Age Discrimination Lawsuit Need Not Specify Replacement’s Age

Older employee fired due to his ageAn employee bringing an age discrimination claim does not need to state the age of the individuals who replaced him in the lawsuit.  Rather, at that early stage, it is sufficient to assert that his replacement was “significantly younger” than him.

That was the ruling of the Third Circuit Court of appeals earlier this year.  The Third Circuit is a court that handles appeals from the District of New Jersey.

The case was brought by Zeferino Martinez, M.D., an orthopedic surgeon.  Dr. Martinez’s former employer, UPMC Susquehanna, fired him in 2017.  At the time, Dr. Martinez was 70 years old.

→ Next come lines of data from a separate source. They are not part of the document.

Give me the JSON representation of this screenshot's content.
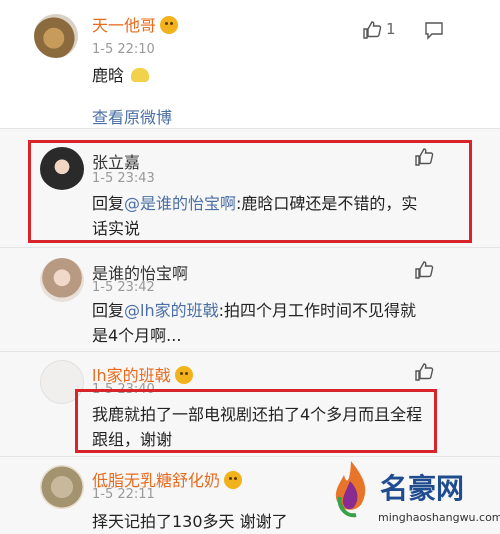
{
  "comments": [
    {
      "name": "天一他哥",
      "time": "1-5 22:10",
      "text": "鹿晗",
      "link": "查看原微博",
      "likes": "1"
    },
    {
      "name": "张立嘉",
      "time": "1-5 23:43",
      "prefix": "回复",
      "mention": "@是谁的怡宝啊",
      "text": ":鹿晗口碑还是不错的，实话实说"
    },
    {
      "name": "是谁的怡宝啊",
      "time": "1-5 23:42",
      "prefix": "回复",
      "mention": "@lh家的班戟",
      "text": ":拍四个月工作时间不见得就是4个月啊..."
    },
    {
      "name": "lh家的班戟",
      "time": "1-5 23:40",
      "text": "我鹿就拍了一部电视剧还拍了4个多月而且全程跟组，谢谢"
    },
    {
      "name": "低脂无乳糖舒化奶",
      "time": "1-5 22:11",
      "text": "择天记拍了130多天 谢谢了"
    }
  ],
  "watermark": {
    "brand": "名豪网",
    "url": "minghaoshangwu.com"
  },
  "colors": {
    "orange": "#e86a1e",
    "link": "#4a6fa5",
    "red": "#d8232a"
  }
}
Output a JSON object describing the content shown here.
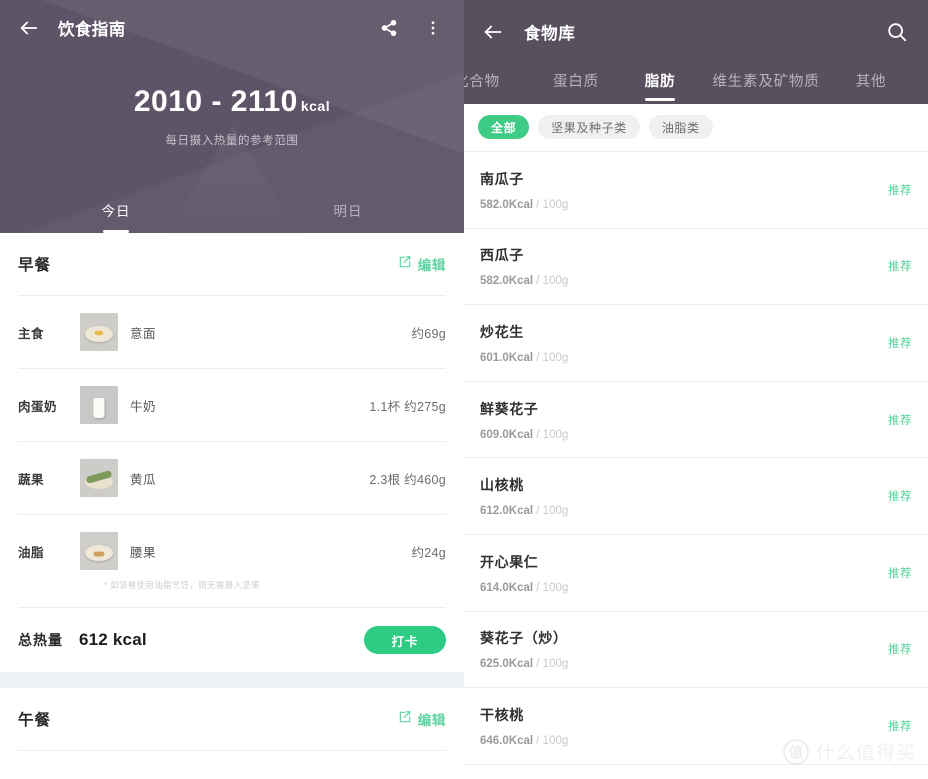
{
  "left": {
    "appbar": {
      "title": "饮食指南",
      "back_icon": "arrow-left-icon",
      "share_icon": "share-icon",
      "more_icon": "more-vertical-icon"
    },
    "hero": {
      "calorie_range": "2010 - 2110",
      "calorie_unit": "kcal",
      "subtitle": "每日摄入热量的参考范围",
      "tabs": [
        {
          "label": "今日",
          "active": true
        },
        {
          "label": "明日",
          "active": false
        }
      ]
    },
    "breakfast": {
      "title": "早餐",
      "edit_label": "编辑",
      "rows": [
        {
          "category": "主食",
          "name": "意面",
          "amount": "约69g",
          "thumb": "pasta-plate-thumbnail"
        },
        {
          "category": "肉蛋奶",
          "name": "牛奶",
          "amount": "1.1杯 约275g",
          "thumb": "milk-glass-thumbnail"
        },
        {
          "category": "蔬果",
          "name": "黄瓜",
          "amount": "2.3根 约460g",
          "thumb": "cucumber-plate-thumbnail"
        },
        {
          "category": "油脂",
          "name": "腰果",
          "amount": "约24g",
          "thumb": "cashew-plate-thumbnail"
        }
      ],
      "footnote": "* 如该餐使用油脂烹饪，则无需摄入坚果",
      "total_label": "总热量",
      "total_value": "612 kcal",
      "checkin_label": "打卡"
    },
    "lunch": {
      "title": "午餐",
      "edit_label": "编辑"
    }
  },
  "right": {
    "appbar": {
      "title": "食物库",
      "back_icon": "arrow-left-icon",
      "search_icon": "search-icon"
    },
    "tabs": [
      {
        "label": "化合物",
        "active": false
      },
      {
        "label": "蛋白质",
        "active": false
      },
      {
        "label": "脂肪",
        "active": true
      },
      {
        "label": "维生素及矿物质",
        "active": false
      },
      {
        "label": "其他",
        "active": false
      }
    ],
    "chips": [
      {
        "label": "全部",
        "active": true
      },
      {
        "label": "坚果及种子类",
        "active": false
      },
      {
        "label": "油脂类",
        "active": false
      }
    ],
    "foods": [
      {
        "name": "南瓜子",
        "kcal": "582.0Kcal",
        "per": "/ 100g",
        "tag": "推荐"
      },
      {
        "name": "西瓜子",
        "kcal": "582.0Kcal",
        "per": "/ 100g",
        "tag": "推荐"
      },
      {
        "name": "炒花生",
        "kcal": "601.0Kcal",
        "per": "/ 100g",
        "tag": "推荐"
      },
      {
        "name": "鲜葵花子",
        "kcal": "609.0Kcal",
        "per": "/ 100g",
        "tag": "推荐"
      },
      {
        "name": "山核桃",
        "kcal": "612.0Kcal",
        "per": "/ 100g",
        "tag": "推荐"
      },
      {
        "name": "开心果仁",
        "kcal": "614.0Kcal",
        "per": "/ 100g",
        "tag": "推荐"
      },
      {
        "name": "葵花子（炒）",
        "kcal": "625.0Kcal",
        "per": "/ 100g",
        "tag": "推荐"
      },
      {
        "name": "干核桃",
        "kcal": "646.0Kcal",
        "per": "/ 100g",
        "tag": "推荐"
      }
    ],
    "watermark": {
      "mark": "值",
      "text": "什么值得买"
    }
  },
  "colors": {
    "header_purple": "#5d5467",
    "header_purple_right": "#58505f",
    "accent_green": "#2ecc82",
    "chip_green": "#3ecb85",
    "link_green": "#5fd4a3",
    "tag_green": "#4fd29a"
  }
}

According to Dr. Martinez, his employer told him it fired him because it was “moving in a different direction” and his “services were no longer needed.”  It also told him the decision “had nothing to do with [his] performance.”

Dr. Martinez filed a lawsuit in which claims UPMC, the company that owns the hospital for which he worked, fired him because of his age, in violation of the Age Discrimination in Employment Act (“ADEA”).  Dr. Martinez asserts that the hospital replaced him with two other doctors, John Hunter and Wingrove Jarvis.  He further alleges that Dr. Hunter and Dr. Jarvis were “significantly younger,” “less qualified” and “less experienced” than him.  However, his lawsuit does not provide the ages of Dr. Hunter and Dr. Jarvis.

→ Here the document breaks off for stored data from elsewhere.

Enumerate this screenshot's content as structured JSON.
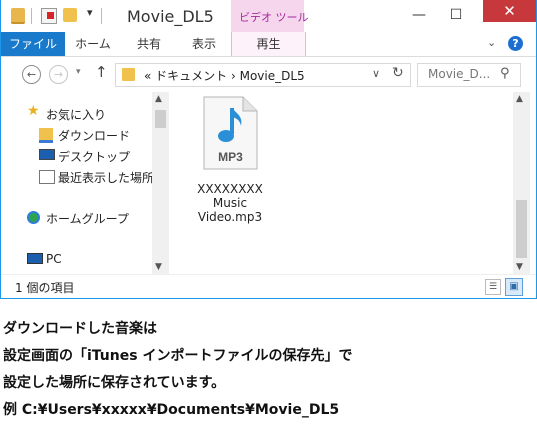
{
  "window": {
    "title": "Movie_DL5",
    "context_tab_title": "ビデオ ツール",
    "qat_dropdown_glyph": "▾",
    "minimize_glyph": "—",
    "maximize_glyph": "☐",
    "close_glyph": "✕"
  },
  "ribbon": {
    "tabs": [
      "ファイル",
      "ホーム",
      "共有",
      "表示",
      "再生"
    ],
    "expand_glyph": "⌄",
    "help_glyph": "?",
    "file_tab_color": "#1979ca",
    "context_color": "#f6d6ec"
  },
  "nav": {
    "back_glyph": "←",
    "forward_glyph": "→",
    "history_glyph": "▾",
    "up_glyph": "↑",
    "address": "« ドキュメント › Movie_DL5",
    "address_dropdown_glyph": "∨",
    "refresh_glyph": "↻",
    "search_placeholder": "Movie_D...",
    "search_glyph": "⚲"
  },
  "sidebar": {
    "items": [
      {
        "label": "お気に入り",
        "icon": "star-icon"
      },
      {
        "label": "ダウンロード",
        "icon": "downloads-folder-icon"
      },
      {
        "label": "デスクトップ",
        "icon": "desktop-icon"
      },
      {
        "label": "最近表示した場所",
        "icon": "recent-places-icon"
      },
      {
        "label": "ホームグループ",
        "icon": "homegroup-icon"
      },
      {
        "label": "PC",
        "icon": "pc-icon"
      }
    ],
    "scroll_up_glyph": "▲",
    "scroll_down_glyph": "▼"
  },
  "content": {
    "file": {
      "badge": "MP3",
      "name_lines": [
        "XXXXXXXX",
        "Music",
        "Video.mp3"
      ],
      "icon": "mp3-file-icon"
    },
    "scroll_up_glyph": "▲",
    "scroll_down_glyph": "▼"
  },
  "status": {
    "item_count": "1 個の項目",
    "details_view_glyph": "☰",
    "icons_view_glyph": "▣"
  },
  "caption": {
    "lines": [
      "ダウンロードした音楽は",
      "設定画面の「iTunes インポートファイルの保存先」で",
      "設定した場所に保存されています。",
      "例 C:¥Users¥xxxxx¥Documents¥Movie_DL5"
    ]
  }
}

The District Court dismissed Dr. Martinez’s case, finding his allegation that Dr. Hunter and Dr. Jarvis were “significantly younger” was just a legal conclusion, and he failed to allege any facts to support his claim that UPMC fired him because of his age.  Dr. Martinez appealed.

The Third Circuit Court of Appeals reversed the District Court’s ruling.  In Martinez v. UPMC Susquehanna, it concluded that an allegation that someone is “significantly younger” is a factual allegation, and not a legal conclusion.

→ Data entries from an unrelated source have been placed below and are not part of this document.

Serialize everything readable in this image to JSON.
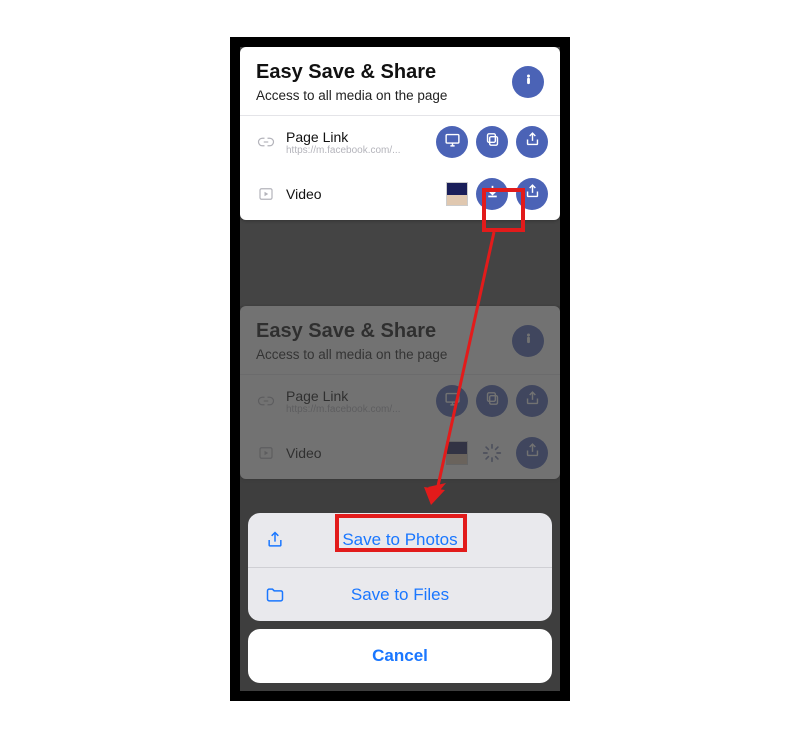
{
  "top": {
    "title": "Easy Save & Share",
    "subtitle": "Access to all media on the page",
    "info_icon": "info-icon",
    "rows": [
      {
        "icon": "link-icon",
        "name": "Page Link",
        "url": "https://m.facebook.com/...",
        "actions": [
          "display-icon",
          "copy-icon",
          "share-icon"
        ]
      },
      {
        "icon": "video-icon",
        "name": "Video",
        "thumb": true,
        "actions": [
          "download-icon",
          "share-icon"
        ]
      }
    ]
  },
  "bottom": {
    "title": "Easy Save & Share",
    "subtitle": "Access to all media on the page",
    "rows": [
      {
        "icon": "link-icon",
        "name": "Page Link",
        "url": "https://m.facebook.com/...",
        "actions": [
          "display-icon",
          "copy-icon",
          "share-icon"
        ]
      },
      {
        "icon": "video-icon",
        "name": "Video",
        "thumb": true,
        "actions": [
          "spinner-icon",
          "share-icon"
        ]
      }
    ]
  },
  "sheet": {
    "save_photos": "Save to Photos",
    "save_files": "Save to Files",
    "cancel": "Cancel"
  },
  "highlight_color": "#e21b1b",
  "accent_color": "#4b63b6",
  "ios_blue": "#1a77ff"
}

The Court explained that a plaintiff might not know the age of his replacement when he files his lawsuit, and might need to learn that information through discovery.  In contrast, it recognized that an employer typically could simply look up that information in its own records.

The Third Circuit made it clear that evidence that employee was replaced by someone significantly younger than him is not even necessary to prove an age discrimination case.  For example, an employee can prove age discrimination based on direct evidence, such as a statement by the employer that it fired him because of to his age.  Alternatively, it can include other facts which, “if otherwise unexplained, are more likely than not based on the consideration of impermissible factors.”  It provided, as an example of that type of proof, evidence that the employer “continued to seek applicants from among those having plaintiff’s qualifications.”

Ultimately, the Court ruled that Dr. Martinez’s allegations that he was replaced by individuals who were “significantly younger,” less qualified, and less experienced than him were enough to state a claim of age discrimination.  While Dr. Martinez clearly will need more evidence to prevail at trial, the Third Circuit found that was enough for the case to proceed with discovery.  Accordingly, it sent the case back to the District Court to give Dr. Martinez an opportunity to prove his case.